Search Tech

Ask.com Taps Semantics for Smarter Search

Ask.com rolled out a new version of itself Monday. The revamped search engine includes a new user interface with three new technologies — DADs (Direct Answers from Databases), DAFS (Direct Answers From Search) and AnswerFarm — that offer users the ability to search the Web using commonly spoken language.

The enhancements to Ask.com will help the site retain existing users and attract new, said Caroline Dangson, an IDC analyst.

Natural Language Search

Ask.com’s new technologies differ from those used by competitors such as Google, Yahoo and MSN Search because they enable Web surfers to type real questions, instead of a series of keywords, said Erik Collier, vice president of product management at Ask.com.

To find out what football games are on the TV Sunday afternoon, users simply type in, for instance, “What NFL games are on TV this Sunday?”

That is where DADS comes in. The acronym stands for “Direct Answers from Databases.” The technology takes structured data feeds and converts them into information that Ask.com tags.

“It’s different than a traditional syntactical text matching. We’re understanding what the subject is, so we have discrete subjects. We’re talking about TV listings, event listings that have a much smaller semantic breath than a general word search. We optimized that, and it is discrete. We are able to identify that as a TV query; translate the different piece of your sentence into what they really mean,” Collier told TechNewsWorld.

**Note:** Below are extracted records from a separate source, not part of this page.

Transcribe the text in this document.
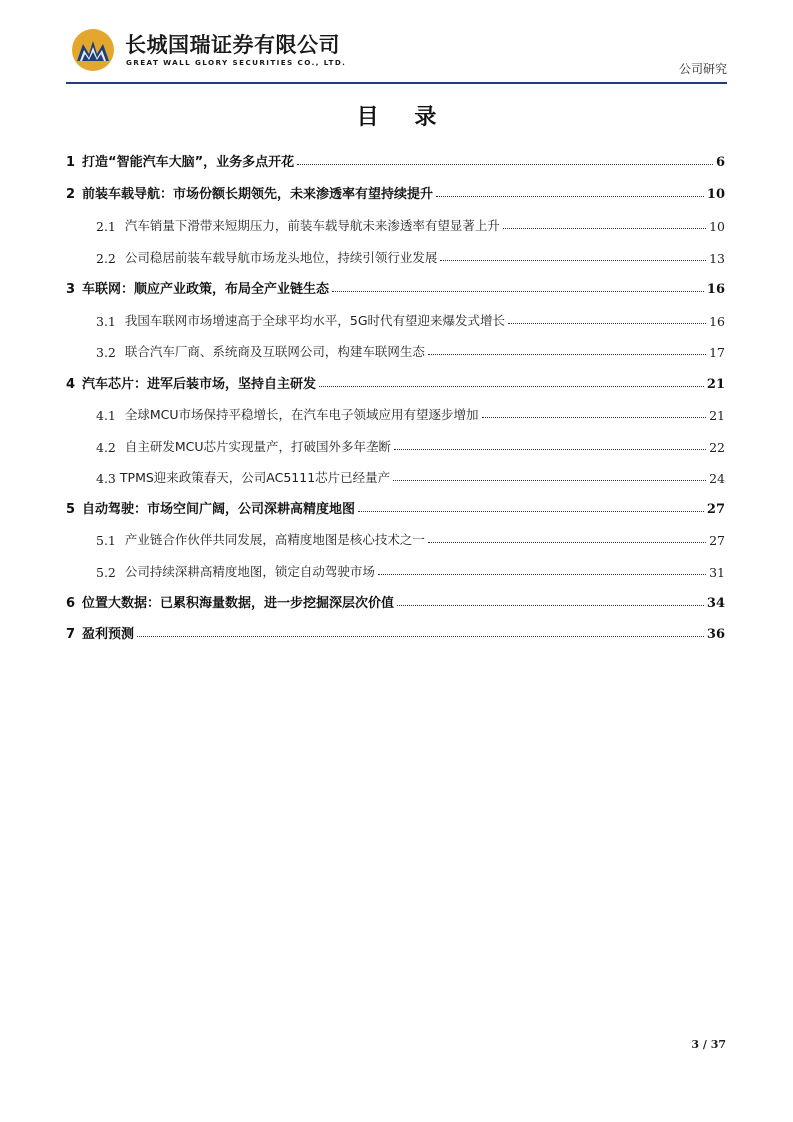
长城国瑞证券有限公司
GREAT WALL GLORY SECURITIES CO., LTD.	公司研究
目 录
1 打造“智能汽车大脑”，业务多点开花	6
2 前装车载导航：市场份额长期领先，未来渗透率有望持续提升	10
2.1 汽车销量下滑带来短期压力，前装车载导航未来渗透率有望显著上升	10
2.2 公司稳居前装车载导航市场龙头地位，持续引领行业发展	13
3 车联网：顺应产业政策，布局全产业链生态	16
3.1 我国车联网市场增速高于全球平均水平，5G时代有望迎来爆发式增长	16
3.2 联合汽车厂商、系统商及互联网公司，构建车联网生态	17
4 汽车芯片：进军后装市场，坚持自主研发	21
4.1 全球MCU市场保持平稳增长，在汽车电子领域应用有望逐步增加	21
4.2 自主研发MCU芯片实现量产，打破国外多年垄断	22
4.3 TPMS迎来政策春天，公司AC5111芯片已经量产	24
5 自动驾驶：市场空间广阔，公司深耕高精度地图	27
5.1 产业链合作伙伴共同发展，高精度地图是核心技术之一	27
5.2 公司持续深耕高精度地图，锁定自动驾驶市场	31
6 位置大数据：已累积海量数据，进一步挖掘深层次价值	34
7 盈利预测	36
3 / 37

So, today is Monday, Oct. 6, then “this Sunday” means Oct. 12, and NFL means the National Football League.

“We don’t get lost in that traditional what does ‘a bat’ mean when someone says ‘bat.’ That’s DADS, and we’re going to be doing that across a lot more verticals or discrete data sets. Right now, we’ve done that with our TV and event listings,” Collier added.

Giving Structure to the Unstructured Web

Direct Answers From Search (DAFS) is a bit different, in that it does gather the information from a structured feed. It is information gathered from the Web around which Ask.com tries to create some structure in order to best answer users’ questions, Collier said.

“It’s a much more difficult proposition. We’re trying to extract information from the Web pages themselves and trying to then create an answer to a specific question term. If you said, ‘What is the largest state in the U.S.?’ then it would have a DAFS response that would tell you directly on the page, ‘Alaska is the largest state,'” he explained.

DAFS does not offer quite the same level of natural language comprehension as DADS because it is more difficult to deal with unstructured documents on the Web, Collier noted.

Similar to DAFS, AnswerFarm combs through the unstructured content on Q&A sites such as WikiAnswers and Wikipedia searching for what Ask.com calls “Q&A Pairs.”

“There’s a question and an associated answer with it. It flips the way people interact with Web results,” he said.

Say a person asks, “How do I get rid of love handles?” On other search engines the questioner would receive some document it has identified as having a lot of keyword matches, and it will return a title and description in the search results, according to Collier.

“You don’t really know if that page will answer your question. AnswerFarms are different. Let’s say that same URL (universal resource locater) does answer [the question]. We present it in a way that the question, not the title of the page, is immediately visible. And instead of traditional description text, the start of the answer is given,” he stated.

“I love AnswerFarms because it changes the way that people interact with search engines,” Collier added.

Market Status Quo

The new technologies are intended to produce more relevant results so users click less. “Our goal is to return the best answer the first time, every time. We think its a better approach. We make your search faster and we’re trying to reduce the amount of clicks it takes for you to find what you’re looking for,” said Collier

“People don’t want to talk to a search engine like a computer. They want to be able to do a search the way they would ask [a friend] over the phone. ‘Hey do you know what the largest state in the U.S. is?’ instead of ‘state, most area, square miles.’ That’s not the way you really want to ask it. You want it to understand all those implicit things, all the background knowledge you provide in a single word,” he pointed out.

That may be true, but IDC’s Dangston does not see the new Ask.com posing any threat to its leading search competitors, Google, Yahoo or MSN Search.

“The Ask.com redesign is not a game changer. Google has incredible brand recognition. An incredible number of U.S. consumers are in the habit of Googling. We know that media habits are hard to change. According to IDC’s recent U.S. consumer online attitudes survey, 75 percent of online Americans said they had used Google.com in the past 30 days whereas only 15 percent said they had used Ask.com,” she concluded.